Research themes

Our planet is exposed to important natural variations resulting from numerous complex, internal, or external processes. These variations are at the basis of the natural evolution of the Earth climate. Since the late 1880s, human activities add to natural influences that have been present over Earth's history. Scientific evidence strongly indicates that natural influences cannot explain the rapid increase in global near-surface temperatures observed since the second half of the 20th century.

Ongoing climate research largely relies on an intricate coupling between modelling, which tends to account for an increasing number of processes and their interaction, and observation, which allows complex mechanisms and their parameterization to be studied in details. In particular, space borne observing systems bring global scale data essential to the evaluation of model results and of the assumptions they carry.
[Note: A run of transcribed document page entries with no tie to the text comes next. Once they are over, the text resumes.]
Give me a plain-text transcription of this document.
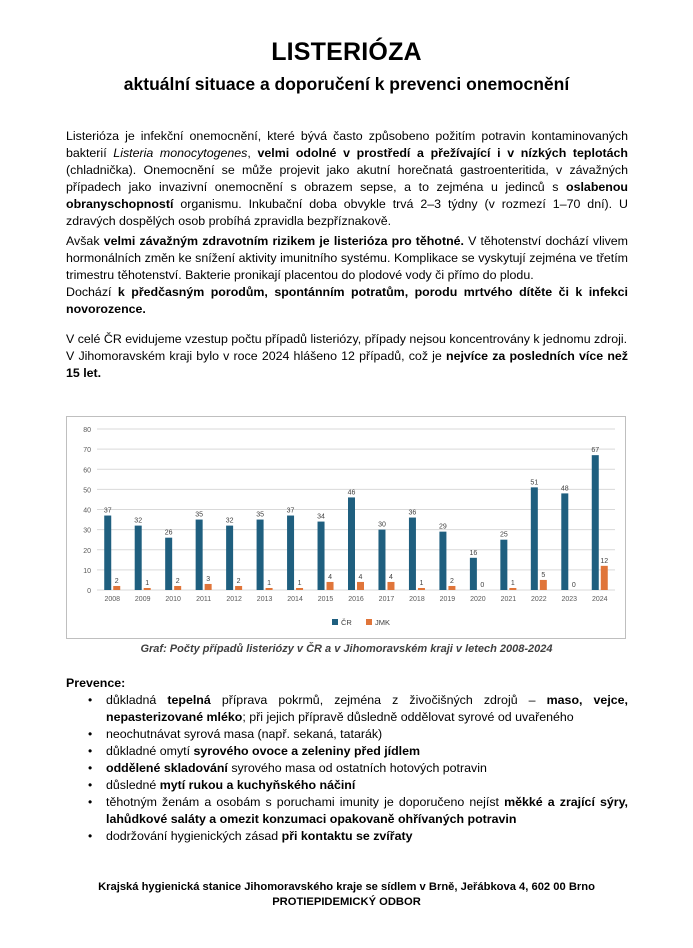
LISTERIÓZA
aktuální situace a doporučení k prevenci onemocnění

Listerióza je infekční onemocnění, které bývá často způsobeno požitím potravin kontaminovaných bakterií Listeria monocytogenes, velmi odolné v prostředí a přežívající i v nízkých teplotách (chladnička). Onemocnění se může projevit jako akutní horečnatá gastroenteritida, v závažných případech jako invazivní onemocnění s obrazem sepse, a to zejména u jedinců s oslabenou obranyschopností organismu. Inkubační doba obvykle trvá 2–3 týdny (v rozmezí 1–70 dní). U zdravých dospělých osob probíhá zpravidla bezpříznakově.

Avšak velmi závažným zdravotním rizikem je listerióza pro těhotné. V těhotenství dochází vlivem hormonálních změn ke snížení aktivity imunitního systému. Komplikace se vyskytují zejména ve třetím trimestru těhotenství. Bakterie pronikají placentou do plodové vody či přímo do plodu.
Dochází k předčasným porodům, spontánním potratům, porodu mrtvého dítěte či k infekci novorozence.

V celé ČR evidujeme vzestup počtu případů listeriózy, případy nejsou koncentrovány k jednomu zdroji.
V Jihomoravském kraji bylo v roce 2024 hlášeno 12 případů, což je nejvíce za posledních více než 15 let.

0
10
20
30
40
50
60
70
80
37
2
2008
32
1
2009
26
2
2010
35
3
2011
32
2
2012
35
1
2013
37
1
2014
34
4
2015
46
4
2016
30
4
2017
36
1
2018
29
2
2019
16
0
2020
25
1
2021
51
5
2022
48
0
2023
67
12
2024
ČR	JMK
Graf: Počty případů listeriózy v ČR a v Jihomoravském kraji v letech 2008-2024

Prevence:

• důkladná tepelná příprava pokrmů, zejména z živočišných zdrojů – maso, vejce, nepasterizované mléko; při jejich přípravě důsledně oddělovat syrové od uvařeného
• neochutnávat syrová masa (např. sekaná, tatarák)
• důkladné omytí syrového ovoce a zeleniny před jídlem
• oddělené skladování syrového masa od ostatních hotových potravin
• důsledné mytí rukou a kuchyňského náčiní
• těhotným ženám a osobám s poruchami imunity je doporučeno nejíst měkké a zrající sýry, lahůdkové saláty a omezit konzumaci opakovaně ohřívaných potravin
• dodržování hygienických zásad při kontaktu se zvířaty
Krajská hygienická stanice Jihomoravského kraje se sídlem v Brně, Jeřábkova 4, 602 00 Brno
PROTIEPIDEMICKÝ ODBOR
Interpretation of space measured radiative fluxes in terms of atmospheric thermodynamics and chemical variables is, in general, extremely complex and mixes numerous scientific domains as: quantum mechanics, from which emission and absorption spectra may be described; the forward modelling of radiative transfer, which allows radiance space measurements to be expressed in terms of the sate of the atmosphere; inverse problem theory and its application to the inversion of the radiative transfer equation; last, statistical methods and tools which open the way to interpreting huge data bases and analysing results of long-term time series.

The Atmospheric Radiation Analysis (ARA) team of the Laboratoire de Météorologie Dynamique (LMD) is one of the few groups in the world to gather all these theoretical skills. This has allowed developing a complete chain designed for processing satellite data at global scale on which rely different research activities aiming at improving our knowledge of the climate variability and evolution.

Spatial observations

Research activities of the team focus on numerous space borne sensors (vertical and limb sounders or imagers) carrying out observations in the infrared or in the microwaves. The list of retrieved variables is long: temperature and water vapour vertical profiles, cloud characteristics (cloud cover, physical and microphysical properties), distribution of major greenhouse gases (in particular CO2 and CH4) in the troposphere and in the stratosphere , surface characteristics (temperature, spectral emissivity, particularly over land), and aerosol properties (infrared optical depth, altitude, particle size).

The ARA team was selected, in the early 1990s, by NOAA and NASA to reanalyse space observations made by the 1st generation sounders TIROS-N Operational Vertical Sounder (TOVS) on board the NOAA polar satellites since 1979 (Pathfinder project). The ARA team also directly participates in the analysis of second generation high spectral resolution instruments as the Atmospheric Infrared sounder (AIRS), launched on board the NASA/Aqua platform in May 2002, the Infrared Atmospheric Sounder Interferometer (IASI), launched on board the European MetOp platform in October 2006, or the Atmospheric Chemistry Experiment - Fourier Transform Interferometer- (ACE-FTS), launched on board the Canadian SCISAT platform in August 2003, whose very high spectral resolution and continuous spectral coverage offer an unique opportunity of a major step forward in our knowledge of climate processes. The team is also involved in the design of the next generation instruments, such as the IASI-NG mission which will be part of the EUMETSAT post-EPS system. However, the large increase in the number of spectral channels measured enhances the complexity of associated analysis methods and softwares. The ARA team, owing to its expertise in the development of processing and analysis tools and through its main research themes has the necessary skills to overcome the present challenges.

These researches are conducted in tight cooperation with national and international research teams, in particular through European (EU, Eumetsat, ESA) or national (CNES, INSU, ONERA) contracts. They also participate in the European initiative GMES (Global Monitoring for Environment and Security).